What Is Gilmore's Groin?
Gilmore's groin involves a tear of the adductor muscles, usually high up near the attachment to the public bone. It is sometimes called the Sportsman's Hernia, there is not actually a hernia present. It is common in sports were a great deal of strain is placed on the groin and pelvic area such as soccer.
Although injuries vary, the features of a Gilmore's groin include a torn external oblique aponeurosis (ribbon like structure), tendon torn from the pubic bone.
- Pain in the groin increased by running, sprinting, twisting and turning.
- After training the athlete may be stiff or sore.
- The day after training / playing the athlete may have pain when turning or even getting out of a car.
- Coughing and sneezing may also cause pain.
- It is claimed that in 30% of athletes there is a history of sudden injury but the majority indicate it to be a gradual overuse injury.
What can the athlete do?
- Although it is often possible to continue training with a Gilmore's groin the conditions is likely to get gradually worse.

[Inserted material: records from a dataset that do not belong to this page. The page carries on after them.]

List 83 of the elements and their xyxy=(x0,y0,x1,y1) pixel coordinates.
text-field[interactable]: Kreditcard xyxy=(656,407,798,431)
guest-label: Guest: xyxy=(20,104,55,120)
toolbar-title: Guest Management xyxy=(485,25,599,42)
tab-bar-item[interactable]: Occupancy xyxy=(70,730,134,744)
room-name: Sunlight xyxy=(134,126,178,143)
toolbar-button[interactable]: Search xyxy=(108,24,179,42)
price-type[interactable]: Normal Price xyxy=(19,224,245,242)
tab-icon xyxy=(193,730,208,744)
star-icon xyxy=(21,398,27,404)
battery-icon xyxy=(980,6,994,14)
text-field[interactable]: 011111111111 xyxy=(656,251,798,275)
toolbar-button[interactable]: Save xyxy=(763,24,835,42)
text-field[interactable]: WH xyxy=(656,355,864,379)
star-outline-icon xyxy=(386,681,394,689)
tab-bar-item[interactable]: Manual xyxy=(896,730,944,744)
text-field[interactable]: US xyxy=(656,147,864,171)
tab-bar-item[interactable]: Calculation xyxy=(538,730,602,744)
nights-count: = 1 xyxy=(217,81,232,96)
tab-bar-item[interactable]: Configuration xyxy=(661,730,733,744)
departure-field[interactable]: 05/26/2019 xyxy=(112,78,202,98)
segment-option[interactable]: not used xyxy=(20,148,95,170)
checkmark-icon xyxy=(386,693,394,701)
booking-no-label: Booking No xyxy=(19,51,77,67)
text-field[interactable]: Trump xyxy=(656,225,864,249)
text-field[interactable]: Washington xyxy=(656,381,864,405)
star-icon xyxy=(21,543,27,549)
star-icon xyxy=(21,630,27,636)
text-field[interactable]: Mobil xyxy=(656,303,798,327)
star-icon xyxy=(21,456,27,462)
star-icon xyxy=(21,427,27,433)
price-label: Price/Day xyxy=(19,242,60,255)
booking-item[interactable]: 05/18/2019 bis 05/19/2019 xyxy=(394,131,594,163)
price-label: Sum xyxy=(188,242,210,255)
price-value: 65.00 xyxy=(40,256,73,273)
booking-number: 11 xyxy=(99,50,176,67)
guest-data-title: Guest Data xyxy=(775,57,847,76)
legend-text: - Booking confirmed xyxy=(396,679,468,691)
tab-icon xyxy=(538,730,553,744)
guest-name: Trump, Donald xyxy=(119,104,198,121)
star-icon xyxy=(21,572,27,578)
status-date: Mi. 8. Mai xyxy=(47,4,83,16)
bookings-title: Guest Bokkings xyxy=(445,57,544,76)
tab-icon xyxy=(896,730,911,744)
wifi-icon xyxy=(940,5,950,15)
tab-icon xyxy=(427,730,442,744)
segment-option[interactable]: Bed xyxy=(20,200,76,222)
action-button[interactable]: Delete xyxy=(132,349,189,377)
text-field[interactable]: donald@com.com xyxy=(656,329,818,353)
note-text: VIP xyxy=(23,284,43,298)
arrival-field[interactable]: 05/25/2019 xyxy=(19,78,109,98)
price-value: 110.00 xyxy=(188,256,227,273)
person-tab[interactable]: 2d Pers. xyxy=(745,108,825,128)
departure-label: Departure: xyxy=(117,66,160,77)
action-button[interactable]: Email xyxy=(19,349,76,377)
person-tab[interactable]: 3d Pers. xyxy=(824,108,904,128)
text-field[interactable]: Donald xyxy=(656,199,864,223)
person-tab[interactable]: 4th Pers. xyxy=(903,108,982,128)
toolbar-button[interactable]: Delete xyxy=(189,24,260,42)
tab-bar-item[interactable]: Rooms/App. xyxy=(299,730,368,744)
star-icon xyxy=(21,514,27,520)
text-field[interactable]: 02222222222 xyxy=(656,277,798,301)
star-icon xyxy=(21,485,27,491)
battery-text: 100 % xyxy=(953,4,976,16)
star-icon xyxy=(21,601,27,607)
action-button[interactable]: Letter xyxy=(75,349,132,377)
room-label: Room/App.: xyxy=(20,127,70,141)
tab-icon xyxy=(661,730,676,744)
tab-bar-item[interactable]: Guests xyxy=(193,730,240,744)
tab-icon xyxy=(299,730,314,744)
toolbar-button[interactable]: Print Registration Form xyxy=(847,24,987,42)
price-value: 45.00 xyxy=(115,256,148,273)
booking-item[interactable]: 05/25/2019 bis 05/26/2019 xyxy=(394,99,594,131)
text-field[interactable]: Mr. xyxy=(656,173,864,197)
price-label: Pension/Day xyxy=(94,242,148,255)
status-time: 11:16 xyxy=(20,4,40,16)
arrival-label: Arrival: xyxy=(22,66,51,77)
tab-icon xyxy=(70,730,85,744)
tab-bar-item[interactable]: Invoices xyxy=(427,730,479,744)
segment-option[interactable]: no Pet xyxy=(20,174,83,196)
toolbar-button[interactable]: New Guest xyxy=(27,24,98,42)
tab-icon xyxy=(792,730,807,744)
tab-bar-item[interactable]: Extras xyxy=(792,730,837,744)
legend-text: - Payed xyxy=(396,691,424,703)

- Conservative treatment involves strengthening the muscles of the pelvic region.
- See a sports injury professional and / or surgeon who can make an accurate diagnosis.
What can a doctor or surgeon do?
- For athletes that have not responded to rehabilitation surgery is indicated which is usually successful.
- Following surgery a 4 to 6 week rehabilitation period is usually required before returning to play.
- The rehabilitation programme will be aimed at gradually improving the strength and flexibility of the pelvic muscles and will avoid sudden twisting and turning movements which may aggravate the injury.